Il film: Cloro

cloroJenny è una diciassettenne che si cimenta nel nuoto sincronizzato: potrebbe eccellere; ma la morte della madre e la depressione del padre, la costringono  a lasciare tutto e andare da parenti in montagna. Qui trova lavoro in un albergo con piscina: la speranza si riaccende. Il regista e cosceneggiatore  (insieme alla navigata  e sperimentale Elisa Amoruso) del film “Cloro” è Lamberto Sanfelice, al suo primo lungometraggio.
È un’opera di cui si è parlato anche all’estero, perché, presentato nel febbraio di quest’anno al Sundance Film Festival, il cui nume tutelare è Robert Redford, ha avuto un’accoglienza calorosa da parte del pubblico e un premio; lo stesso alla Berlinale . E meritatamente. Incentrato sulla ragazzina protagonista, ne descrive la titanica lotta da lei portata avanti per non farsi sopraffare dagli eventi: sia dalla perdita che dal nuovo rapporto col padre, cui è costretta a fare da badante; senza perdere il rapporto amorevole, per quanto brusco, e di responsabilità col fratellino. È un percorso duro: molto ben scandito dall’ambientazione di montagna, sopra Sulmona, ritratta come una realtà inospitale, fredda e dalle linee spigolose.

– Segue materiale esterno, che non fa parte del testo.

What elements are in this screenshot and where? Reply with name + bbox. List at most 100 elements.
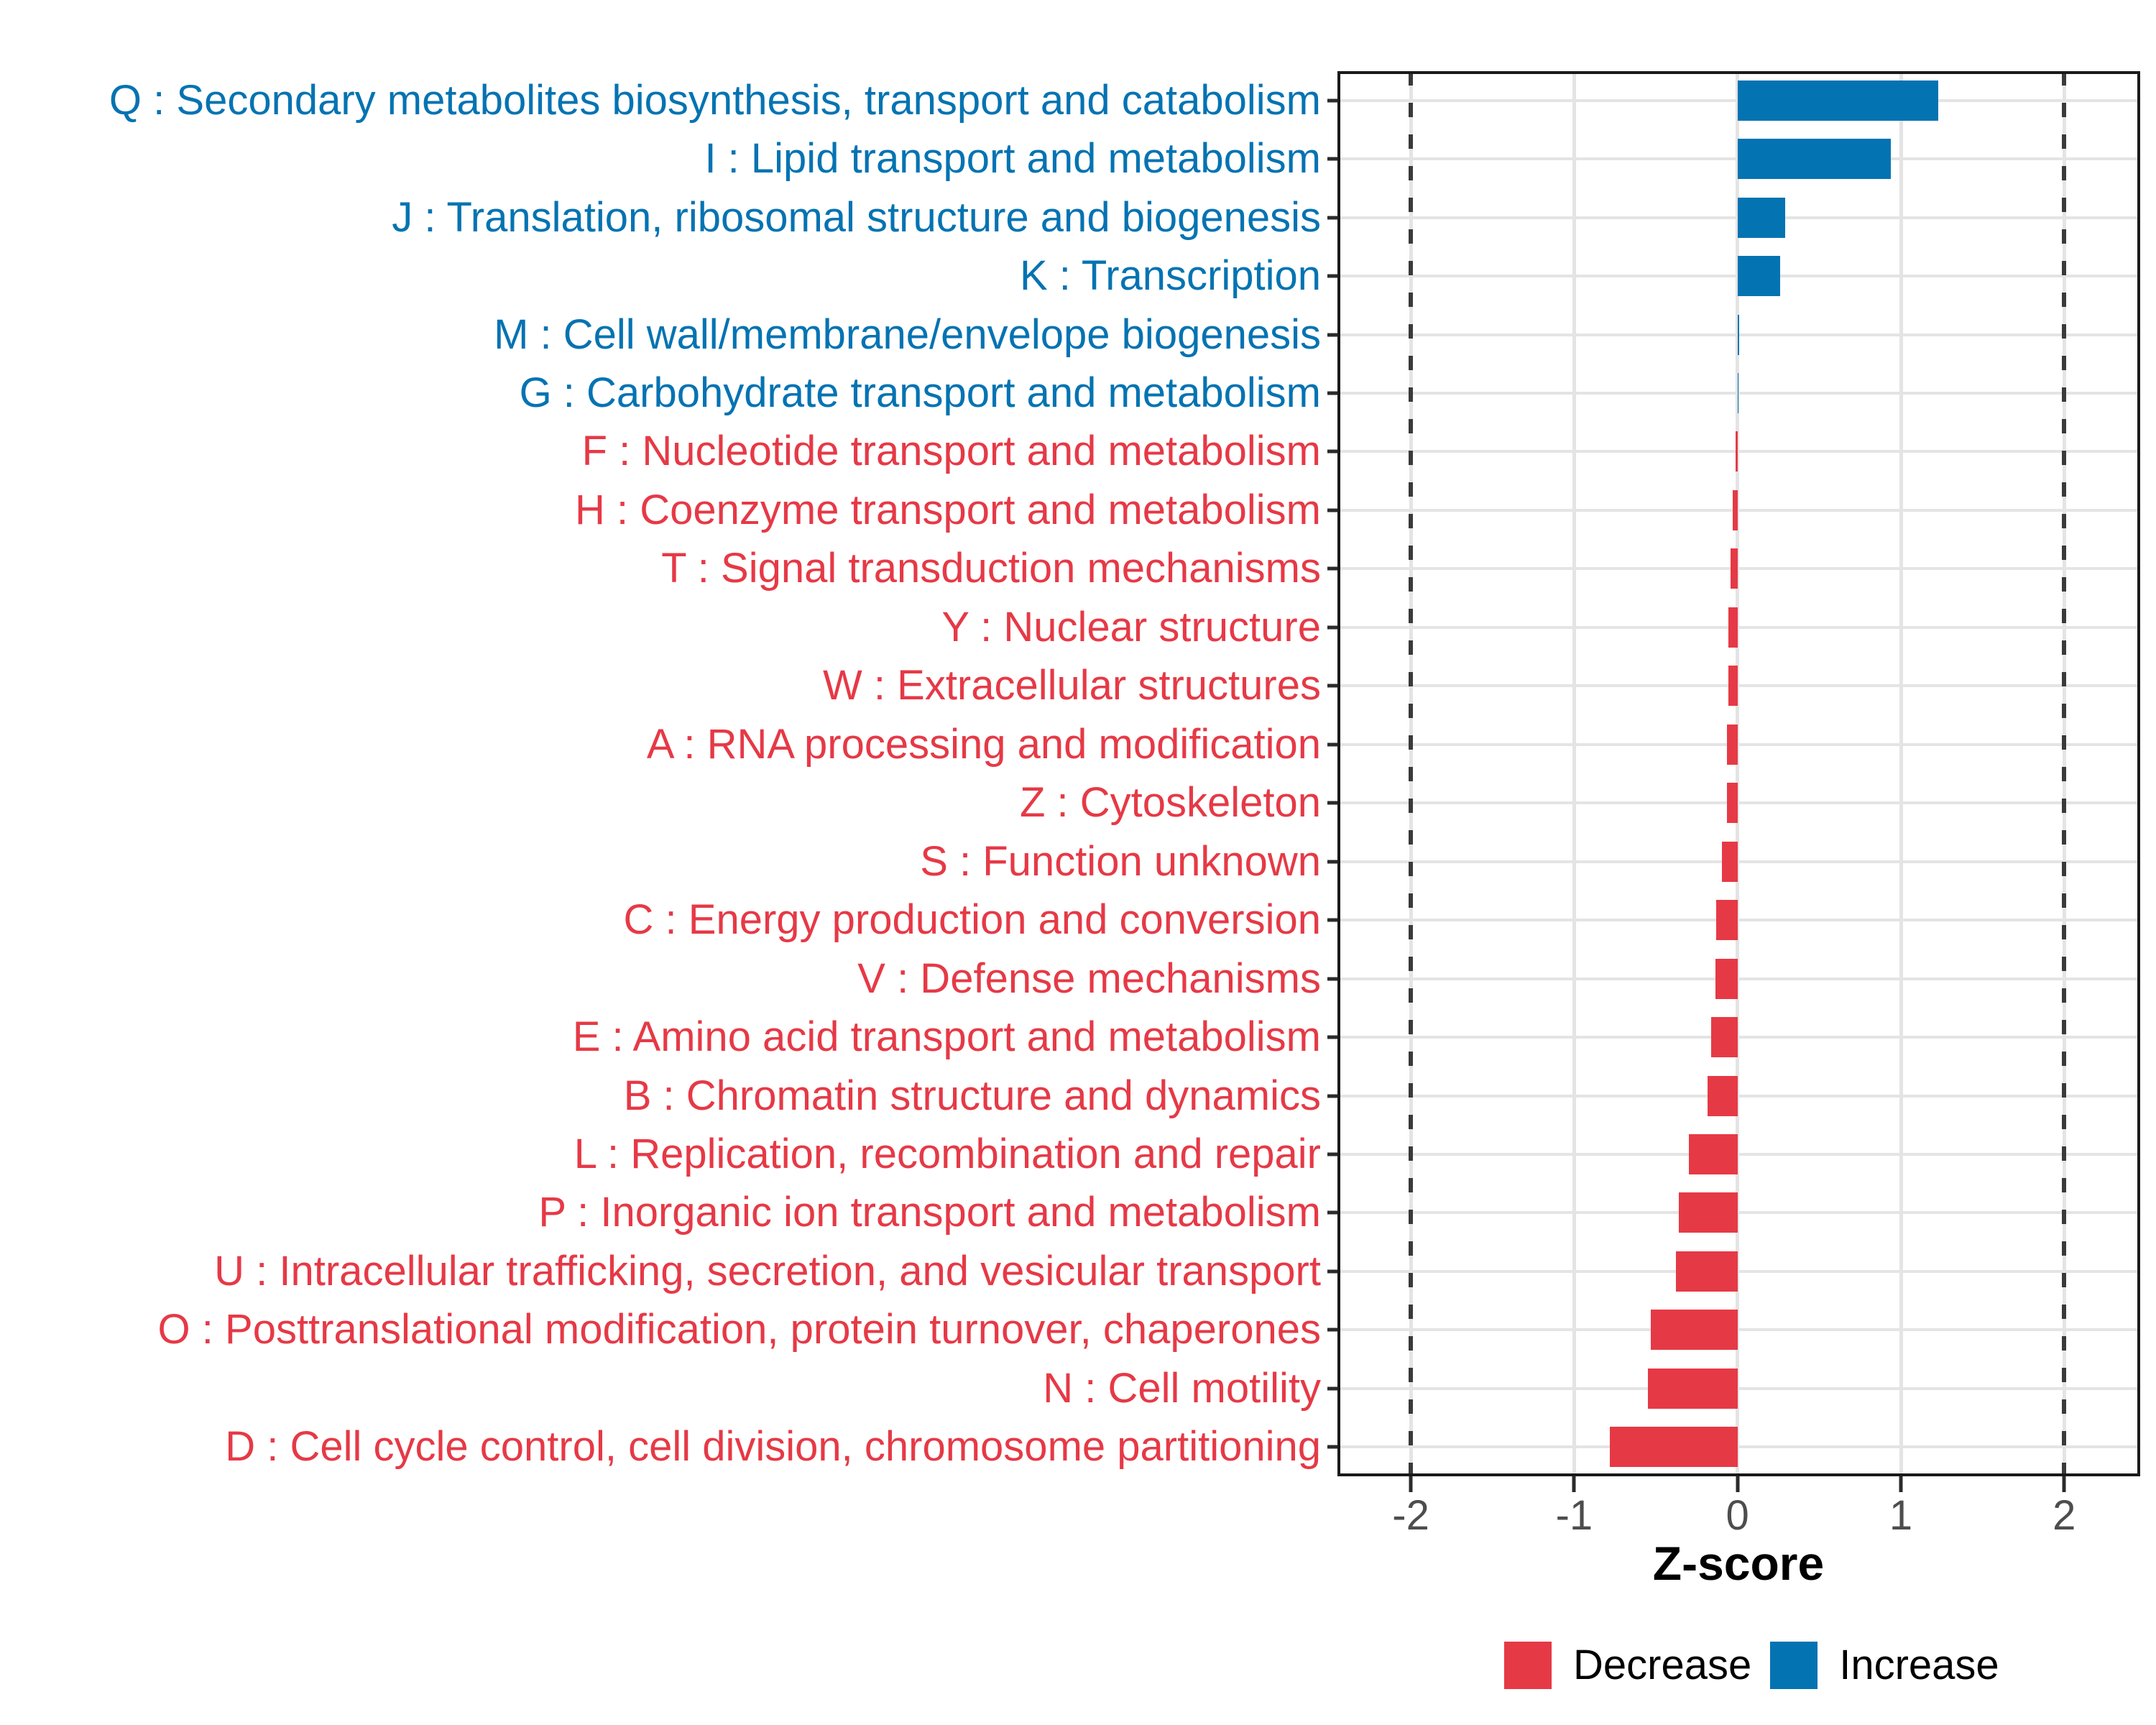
x-axis-tick-label: -2 — [1392, 1492, 1429, 1539]
bar — [1715, 958, 1738, 999]
y-axis-tick — [1327, 1386, 1337, 1391]
y-axis-tick — [1327, 216, 1337, 220]
y-axis-tick — [1327, 860, 1337, 864]
y-axis-label: H : Coenzyme transport and metabolism — [575, 486, 1321, 533]
gridline-horizontal — [1337, 1094, 2140, 1098]
y-axis-tick — [1327, 1210, 1337, 1215]
bar — [1735, 431, 1738, 472]
legend-item-decrease: Decrease — [1504, 1642, 1751, 1689]
x-axis-tick-label: -1 — [1555, 1492, 1593, 1539]
gridline-vertical — [1572, 71, 1576, 1476]
y-axis-tick — [1327, 918, 1337, 922]
bar — [1610, 1427, 1738, 1468]
gridline-vertical — [1736, 71, 1740, 1476]
y-axis-tick — [1327, 801, 1337, 805]
gridline-horizontal — [1337, 860, 2140, 863]
gridline-horizontal — [1337, 1152, 2140, 1156]
gridline-horizontal — [1337, 1211, 2140, 1215]
gridline-horizontal — [1337, 1445, 2140, 1449]
reference-line-dashed — [2062, 71, 2067, 1476]
bar — [1647, 1368, 1738, 1409]
gridline-horizontal — [1337, 684, 2140, 688]
y-axis-label: Z : Cytoskeleton — [1019, 779, 1321, 827]
gridline-horizontal — [1337, 508, 2140, 512]
x-axis-tick — [1899, 1476, 1903, 1492]
y-axis-tick — [1327, 566, 1337, 571]
gridline-horizontal — [1337, 392, 2140, 395]
y-axis-tick — [1327, 625, 1337, 630]
y-axis-tick — [1327, 274, 1337, 278]
y-axis-label: Q : Secondary metabolites biosynthesis, … — [109, 76, 1321, 124]
x-axis-tick — [2062, 1476, 2066, 1492]
gridline-horizontal — [1337, 801, 2140, 805]
y-axis-label: Y : Nuclear structure — [941, 603, 1321, 650]
gridline-horizontal — [1337, 450, 2140, 454]
bar — [1732, 489, 1738, 530]
legend-swatch-decrease — [1504, 1642, 1552, 1689]
bar — [1737, 314, 1740, 355]
y-axis-label: V : Defense mechanisms — [857, 954, 1321, 1002]
y-axis-label: C : Energy production and conversion — [623, 896, 1321, 944]
bar — [1651, 1310, 1738, 1351]
gridline-horizontal — [1337, 567, 2140, 571]
y-axis-tick — [1327, 1094, 1337, 1098]
y-axis-label: M : Cell wall/membrane/envelope biogenes… — [494, 310, 1321, 358]
legend-label-decrease: Decrease — [1573, 1642, 1752, 1688]
y-axis-tick — [1327, 742, 1337, 747]
legend-label-increase: Increase — [1839, 1642, 1999, 1688]
x-axis-tick-label: 2 — [2053, 1492, 2076, 1539]
y-axis-tick — [1327, 449, 1337, 454]
x-axis-tick — [1572, 1476, 1576, 1492]
gridline-horizontal — [1337, 625, 2140, 629]
y-axis-label: W : Extracellular structures — [823, 662, 1321, 709]
bar — [1721, 841, 1738, 882]
y-axis-label: L : Replication, recombination and repai… — [573, 1130, 1321, 1177]
y-axis-label: S : Function unknown — [920, 837, 1321, 885]
y-axis-tick — [1327, 157, 1337, 161]
gridline-horizontal — [1337, 977, 2140, 980]
bar — [1726, 724, 1738, 765]
x-axis-tick-label: 0 — [1726, 1492, 1749, 1539]
bar — [1737, 197, 1785, 238]
y-axis-label: F : Nucleotide transport and metabolism — [581, 428, 1321, 475]
y-axis-tick — [1327, 333, 1337, 337]
bar — [1716, 900, 1738, 941]
y-axis-tick — [1327, 1152, 1337, 1156]
legend-swatch-increase — [1770, 1642, 1818, 1689]
bar — [1726, 783, 1738, 824]
gridline-horizontal — [1337, 919, 2140, 922]
bar — [1678, 1192, 1738, 1233]
gridline-horizontal — [1337, 1386, 2140, 1390]
x-axis-title: Z-score — [1652, 1537, 1825, 1590]
gridline-horizontal — [1337, 1269, 2140, 1273]
x-axis-tick-label: 1 — [1889, 1492, 1913, 1539]
y-axis-label: I : Lipid transport and metabolism — [704, 135, 1321, 183]
legend: Decrease Increase — [1504, 1642, 2018, 1689]
bar — [1737, 139, 1892, 180]
y-axis-tick — [1327, 391, 1337, 395]
y-axis-label: J : Translation, ribosomal structure and… — [392, 193, 1321, 241]
y-axis-label: E : Amino acid transport and metabolism — [572, 1013, 1321, 1061]
y-axis-label: U : Intracellular trafficking, secretion… — [214, 1247, 1321, 1294]
bar — [1711, 1017, 1738, 1058]
y-axis-label: B : Chromatin structure and dynamics — [623, 1072, 1321, 1119]
bar — [1731, 548, 1738, 589]
bar — [1728, 607, 1738, 648]
y-axis-label: A : RNA processing and modification — [646, 720, 1321, 768]
y-axis-label: D : Cell cycle control, cell division, c… — [225, 1423, 1321, 1471]
y-axis-label: N : Cell motility — [1043, 1364, 1321, 1412]
y-axis-label: T : Signal transduction mechanisms — [661, 545, 1321, 592]
gridline-horizontal — [1337, 1036, 2140, 1039]
legend-item-increase: Increase — [1770, 1642, 1999, 1689]
reference-line-dashed — [1409, 71, 1414, 1476]
y-axis-tick — [1327, 977, 1337, 981]
y-axis-tick — [1327, 1035, 1337, 1039]
x-axis-tick — [1409, 1476, 1413, 1492]
gridline-vertical — [1899, 71, 1903, 1476]
x-axis-tick — [1736, 1476, 1740, 1492]
y-axis-tick — [1327, 98, 1337, 103]
y-axis-tick — [1327, 684, 1337, 688]
bar — [1728, 666, 1738, 707]
bar — [1737, 256, 1780, 297]
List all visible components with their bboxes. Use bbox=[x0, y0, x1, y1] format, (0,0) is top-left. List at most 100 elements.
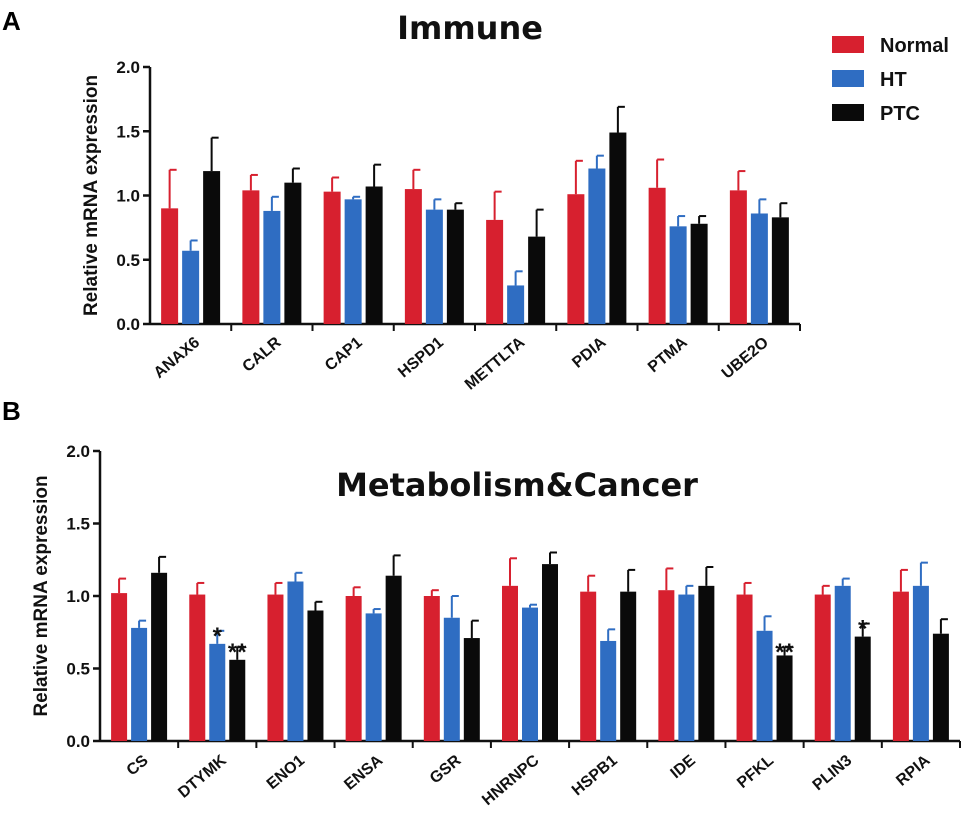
legend-label-normal: Normal bbox=[880, 35, 949, 57]
immune-y-tick-label: 1.0 bbox=[116, 187, 140, 206]
legend-swatch-ptc bbox=[832, 104, 864, 121]
legend-swatch-normal bbox=[832, 36, 864, 53]
immune-bar-ht-calr bbox=[263, 210, 281, 324]
immune-bar-normal-hspd1 bbox=[404, 189, 422, 324]
metabolism-bar-ptc-dtymk bbox=[229, 659, 246, 741]
metabolism-bar-ht-dtymk bbox=[209, 643, 226, 741]
metabolism-category-label-plin3: PLIN3 bbox=[810, 752, 856, 794]
metabolism-bar-normal-eno1 bbox=[267, 594, 284, 741]
panel-label-b: B bbox=[2, 396, 21, 426]
metabolism-bar-ht-rpia bbox=[912, 585, 929, 741]
metabolism-category-label-ensa: ENSA bbox=[341, 752, 386, 794]
metabolism-bar-ptc-hspb1 bbox=[620, 591, 637, 741]
metabolism-bar-ht-pfkl bbox=[756, 630, 773, 741]
legend-label-ptc: PTC bbox=[880, 103, 920, 125]
metabolism-category-label-cs: CS bbox=[124, 752, 152, 780]
immune-bar-normal-ube2o bbox=[729, 190, 747, 324]
metabolism-bar-ht-hnrnpc bbox=[522, 607, 538, 741]
immune-y-tick-label: 2.0 bbox=[116, 58, 140, 77]
immune-bar-ptc-cap1 bbox=[365, 186, 383, 324]
metabolism-bar-normal-cs bbox=[111, 593, 128, 741]
metabolism-y-tick-label: 0.5 bbox=[66, 660, 90, 679]
metabolism-bar-ptc-plin3 bbox=[854, 636, 871, 741]
immune-y-tick-label: 0.0 bbox=[116, 315, 140, 334]
chart-metabolism-cancer: Metabolism&Cancer Relative mRNA expressio… bbox=[31, 442, 961, 809]
metabolism-bar-ptc-pfkl bbox=[776, 655, 793, 741]
metabolism-y-tick-label: 1.0 bbox=[66, 587, 90, 606]
metabolism-category-label-hnrnpc: HNRNPC bbox=[479, 752, 543, 809]
metabolism-bar-ptc-ide bbox=[698, 585, 715, 741]
immune-bar-ht-cap1 bbox=[344, 199, 362, 324]
immune-bar-ptc-ptma bbox=[690, 223, 708, 324]
immune-bar-ht-mettlta bbox=[507, 285, 525, 324]
metabolism-y-tick-label: 2.0 bbox=[66, 442, 90, 461]
metabolism-bar-ptc-ensa bbox=[385, 575, 402, 741]
metabolism-bar-ht-eno1 bbox=[287, 581, 304, 741]
immune-bar-normal-ptma bbox=[648, 187, 666, 324]
immune-category-label-ptma: PTMA bbox=[645, 334, 691, 376]
metabolism-category-label-eno1: ENO1 bbox=[264, 752, 308, 793]
metabolism-bar-ptc-eno1 bbox=[307, 610, 324, 741]
chart-immune: Immune Relative mRNA expression 0.0 0.5 1.0 1… bbox=[81, 9, 801, 394]
panel-label-a: A bbox=[2, 6, 21, 36]
immune-category-label-calr: CALR bbox=[239, 334, 284, 376]
immune-bar-normal-cap1 bbox=[323, 191, 341, 324]
immune-bar-ptc-mettlta bbox=[528, 236, 546, 324]
metabolism-bar-normal-pfkl bbox=[736, 594, 753, 741]
metabolism-significance-plin3-ptc: * bbox=[858, 616, 868, 643]
metabolism-bar-ht-ensa bbox=[365, 613, 382, 741]
metabolism-bar-normal-hspb1 bbox=[580, 591, 597, 741]
metabolism-y-tick-label: 1.5 bbox=[66, 515, 90, 534]
immune-y-tick-label: 0.5 bbox=[116, 251, 140, 270]
immune-y-axis-title: Relative mRNA expression bbox=[81, 75, 102, 316]
immune-y-tick-label: 1.5 bbox=[116, 122, 140, 141]
immune-bar-normal-anax6 bbox=[161, 208, 179, 324]
metabolism-bar-ht-cs bbox=[131, 627, 148, 741]
metabolism-bar-normal-rpia bbox=[892, 591, 909, 741]
immune-category-label-hspd1: HSPD1 bbox=[395, 334, 447, 381]
metabolism-bar-ht-ide bbox=[678, 594, 695, 741]
metabolism-y-tick-label: 0.0 bbox=[66, 732, 90, 751]
metabolism-bar-normal-dtymk bbox=[189, 594, 206, 741]
immune-bar-ht-hspd1 bbox=[425, 209, 443, 324]
metabolism-significance-dtymk-ptc: ** bbox=[228, 639, 247, 666]
legend: Normal HT PTC bbox=[832, 35, 949, 125]
immune-bar-normal-mettlta bbox=[486, 219, 504, 324]
metabolism-category-label-hspb1: HSPB1 bbox=[569, 752, 621, 799]
legend-label-ht: HT bbox=[880, 69, 907, 91]
metabolism-bar-ptc-gsr bbox=[463, 638, 480, 741]
metabolism-bar-normal-ide bbox=[658, 590, 675, 741]
immune-bar-normal-calr bbox=[242, 190, 260, 324]
immune-category-label-pdia: PDIA bbox=[569, 334, 610, 372]
metabolism-bar-normal-ensa bbox=[345, 596, 362, 741]
immune-bar-ptc-pdia bbox=[609, 132, 627, 324]
metabolism-bar-normal-plin3 bbox=[814, 594, 831, 741]
metabolism-category-label-ide: IDE bbox=[668, 752, 700, 782]
metabolism-bar-ht-hspb1 bbox=[600, 640, 617, 741]
immune-category-label-ube2o: UBE2O bbox=[719, 334, 772, 382]
metabolism-bar-ptc-cs bbox=[151, 572, 168, 741]
immune-bar-ptc-ube2o bbox=[771, 217, 789, 324]
immune-category-label-anax6: ANAX6 bbox=[151, 334, 204, 382]
metabolism-y-axis-title: Relative mRNA expression bbox=[31, 475, 52, 716]
legend-swatch-ht bbox=[832, 70, 864, 87]
immune-bar-ht-pdia bbox=[588, 168, 606, 324]
metabolism-bar-ptc-rpia bbox=[932, 633, 949, 741]
immune-category-label-cap1: CAP1 bbox=[322, 334, 366, 375]
metabolism-bar-ht-gsr bbox=[443, 617, 460, 741]
metabolism-category-label-rpia: RPIA bbox=[893, 752, 934, 790]
metabolism-bar-normal-hnrnpc bbox=[502, 585, 518, 741]
metabolism-category-label-pfkl: PFKL bbox=[734, 752, 777, 792]
immune-category-label-mettlta: METTLTA bbox=[462, 334, 529, 394]
metabolism-bar-ht-plin3 bbox=[834, 585, 851, 741]
metabolism-significance-pfkl-ptc: ** bbox=[775, 639, 794, 666]
metabolism-significance-dtymk-ht: * bbox=[213, 623, 223, 650]
immune-chart-title: Immune bbox=[397, 9, 543, 47]
immune-bar-ptc-hspd1 bbox=[446, 209, 464, 324]
metabolism-chart-title: Metabolism&Cancer bbox=[336, 466, 698, 504]
metabolism-bar-ptc-hnrnpc bbox=[542, 564, 558, 741]
immune-bar-ht-ube2o bbox=[750, 213, 768, 324]
immune-bar-ptc-calr bbox=[284, 182, 302, 324]
metabolism-bar-normal-gsr bbox=[423, 596, 440, 741]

La scenografia di Daniele Frabetti e la cromaticità fotografica, dai grigi sempre prevalenti, di Michele Paradisi, marcano dei limiti fisici nei quali i  ritmi esistenziali sono  difficili da sostenere. Ma Jenny ha forza interiore, che le viene da una disciplina sportiva che richiede disciplina ferrea, resistenza fisica  e tesa concentrazione; ma anche la speranza di potere continuare  a coltivare il suo sogno d’atleta. Il regista usa stilemi e modi ripresa che vengono dal cinema di realtà; come anche la stessa cosceneggiatrice proviene da quel mondo espressivo, e vi è stata anche regista. Egli lascia parlare i silenzi. Li segue e li esalta, facendo muovere i suoi attori nei contesti più naturali e tangibili possibili: come se potessero essere se stessi solo lì, in quelle cime innevate, dove la solitudine è il dato esistenziale più pertinente. Essa ha divorato il padre convincendolo a fuggire dai suoi demoni,  entrando, come in una sorta di Ospedale Psi, in una clausura monacale. E rende Jenny ancora più sola: perciò lei insegue il sogno sportivo in una dimensione quasi rabbiosa di combattente dalla non riconciliata  identità. Il suo darsi allo straniero, anch’egli solo, esprime questo suo ostinato sfidare. E del resto il film funziona grazie alla presenza perentoria e affascinante dell’attrice protagonista Sara Serraiocco, che non è così giovane (ha 25 anni), né così alle prime armi. In quel suo modo di manifestarsi, molto fisico-corporeo (viene dalla danza), ma anche molto pieno di sfumature e  mobilità facciali,  porta tutt’intera la furiosa energia dell’adolescenza che vuole trovare una sua strada a dispetto del destino, che gliene vuole imporre altre.
Il regista ha dichiarato che il film è «una riflessione sul senso del destino»; ma anche  sui misteri dell’adolescenza, aggiungo. La sua durezza è solo una risposta alle condizioni cui deve reagire.  È molto raccolta e attenta osservatrice, attraverso il mettersi costantemente alla prova, sul cogliere i ritmi di questa nuova esistenza,  comprenderli per non farsene impossessare: mantenere una sorta di distanza critica. Perciò è poco accogliente. Eppure, il regista segue Jenny con amore, e riesce nel miracolo di farcene comprendere, aldilà e al di sotto di queste durezza, di quella ostentata antipatia verso il mondo, la sua fragilità e desiderio di essere normale, di vivere, come la sua amica, vicino alla piscina in città. L’aprirsi e il chiudersi del film davanti all’aperto mare di Ostia indica una speranza di cielo aperto e di vita. Ce ne dà, nell’insieme, al netto di alcune sbavature, un ritratto a suo modo eroico, senza alcuna insicurezza retorica o melensa. Dimostra sicurezza autorale.